Brief № 017 · Regulation
AI content labels: who should EU SMEs choose in 2026
The EU's 2026 code turns AI content labelling into a procurement choice: C2PA tooling, model vendors, legal advice or workflow implementation.
On this page
The EU’s new labelling code makes a small but uncomfortable question unavoidable: who owns the label after the AI tool has produced the file?
The European Commission published the final Code of Practice on marking and labelling AI-generated content on 10 June 2026. Article 50 of the AI Act still makes transparency a 2026 problem for many public-facing uses, even while heavier high-risk obligations move on a slower track. For SMEs, the procurement issue is not “which watermark is fashionable”. It is which route keeps provenance, visible disclosure and approval evidence intact once the content leaves the model.
The label is not one thing
Article 50 separates duties that buyers often collapse. A provider of a generative AI system must mark certain synthetic outputs in machine-readable form. A deployer that publishes a deepfake, or AI-generated text on a matter of public interest, may need to disclose that fact to the audience. The Code of Practice then gives the provider side a practical grammar: machine-readable provenance, visible or audible signals where appropriate, and documentation that can survive ordinary distribution.
That is the legal shape. The operational shape is messier. A marketing image may start in a generator, pass through a designer’s tool, be resized in a CMS, appear in a product page, be reposted on LinkedIn, and later be reused in a PDF. A support article may include AI-assisted text but also human edits, screenshots and legal review. A training video may include synthetic voice, human footage and an edited transcript.
The question for an SME is therefore not simply “does the vendor mark outputs?” It is: who keeps the mark meaningful through the workflow?
| Route | Example actor | What it solves | The buying question |
|---|---|---|---|
| Provenance standard | Content Credentials / C2PA ecosystem | Attaches tamper-evident metadata and edit history to media files | Will our tools preserve the credential after export, resize and publication? |
| Model-vendor marking | OpenAI, Microsoft Azure OpenAI, Google SynthID | Marks outputs close to the generation step | Does the mark survive the channel where we actually publish? |
| Legal or policy advice | AI Act counsel, compliance advisors | Decides when disclosure is required and drafts policy language | Who turns the advice into CMS fields, review steps and evidence? |
| Workflow implementation | ARCKONE | Maps the real publication flow and makes labelling part of the system | Can the partner connect labels, approvals, assets and audit trail in the tools we use? |
Source: European Commission Code of Practice, Regulation (EU) 2024/1689 Article 50, and public materials from Content Credentials, Microsoft, OpenAI, Google DeepMind and ARCKONE. Last verified 2026-06-17.
Content Credentials is the cleanest layer
The Content Credentials route is the cleanest answer when the asset is a file and the workflow respects metadata. It gives a buyer a visible standard to ask for, rather than a vendor-specific promise. For an SME commissioning product images, campaign visuals, editorial illustrations or training media, this matters because procurement can become concrete: does the tool write credentials, does the next tool preserve them, and does the published page expose them?
Its limit is not technical credibility. Its limit is organisational. A provenance credential does not decide whether a human-edited article needs a disclosure. It does not tell the sales team which images may be reused. It does not repair a CMS that strips metadata on upload. It is a strong layer, not a governance process.
Vendor marking is useful when the channel is narrow
OpenAI, Microsoft and Google are credible routes when the output remains close to their systems. Microsoft documents content credentials for Azure OpenAI image outputs. OpenAI has published its C2PA position. Google DeepMind’s SynthID is the best-known watermarking route in the Google ecosystem. These are not fringe experiments; they are the vendor layer an SME should expect from serious suppliers.

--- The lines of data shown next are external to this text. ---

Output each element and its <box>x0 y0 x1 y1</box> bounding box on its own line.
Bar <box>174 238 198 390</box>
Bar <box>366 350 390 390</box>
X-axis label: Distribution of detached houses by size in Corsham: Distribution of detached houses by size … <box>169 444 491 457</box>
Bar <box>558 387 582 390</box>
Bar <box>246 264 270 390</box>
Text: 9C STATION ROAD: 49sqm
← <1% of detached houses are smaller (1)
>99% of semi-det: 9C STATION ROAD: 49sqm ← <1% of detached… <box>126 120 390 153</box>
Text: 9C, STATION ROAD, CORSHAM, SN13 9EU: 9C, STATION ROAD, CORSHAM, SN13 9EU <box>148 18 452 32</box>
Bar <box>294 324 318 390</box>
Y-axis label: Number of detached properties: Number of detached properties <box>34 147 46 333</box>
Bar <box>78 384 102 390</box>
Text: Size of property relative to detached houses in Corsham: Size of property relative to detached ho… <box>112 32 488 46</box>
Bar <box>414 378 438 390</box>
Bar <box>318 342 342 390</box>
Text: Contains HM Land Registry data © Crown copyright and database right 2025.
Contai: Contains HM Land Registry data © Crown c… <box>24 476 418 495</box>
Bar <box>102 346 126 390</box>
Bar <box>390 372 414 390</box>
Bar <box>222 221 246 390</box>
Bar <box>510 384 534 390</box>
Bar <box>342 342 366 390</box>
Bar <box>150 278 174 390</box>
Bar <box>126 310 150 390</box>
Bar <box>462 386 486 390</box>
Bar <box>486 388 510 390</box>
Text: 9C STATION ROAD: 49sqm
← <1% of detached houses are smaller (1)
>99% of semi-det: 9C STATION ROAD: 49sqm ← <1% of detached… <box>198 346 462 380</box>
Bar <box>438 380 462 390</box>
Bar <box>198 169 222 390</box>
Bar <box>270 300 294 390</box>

The practical test is channel discipline. If the team generates an image and publishes it with minimal transformation, vendor marking may be enough evidence for a procurement file. If the team exports, edits, compresses, crops, recombines and posts through multiple tools, the vendor mark becomes only the first step. The duty may have started with the provider, but the risk becomes the deployer’s once the content appears under the SME’s name.
Counsel decides the line, but does not publish the page
Legal advice is still necessary when the boundary is unclear. Article 50 does not turn every AI-assisted sentence into a public label. It distinguishes AI interaction notices, synthetic content marking, deepfake disclosure and public-interest text disclosure. A law firm or specialist compliance advisor is often the right party to interpret those boundaries for a sector, especially where employment, health, finance or public information is involved.
But counsel rarely owns the last mile. A policy saying “AI-generated content must be clearly labelled where required” is not the same as a working publishing process. Someone has to decide where the field lives, who can override it, what happens when metadata is missing, which screenshots are retained, and how old assets are rechecked before reuse.
Where ARCKONE has the better fit
ARCKONE belongs above the generic advice layer when the SME’s problem is not knowing the law in abstract, but making the label survive real work. Its public positioning is centred on custom tools, automation, internal workflows and the removal of repetitive work. That maps well to the content-labelling problem because most failures are not philosophical. They happen in handoffs.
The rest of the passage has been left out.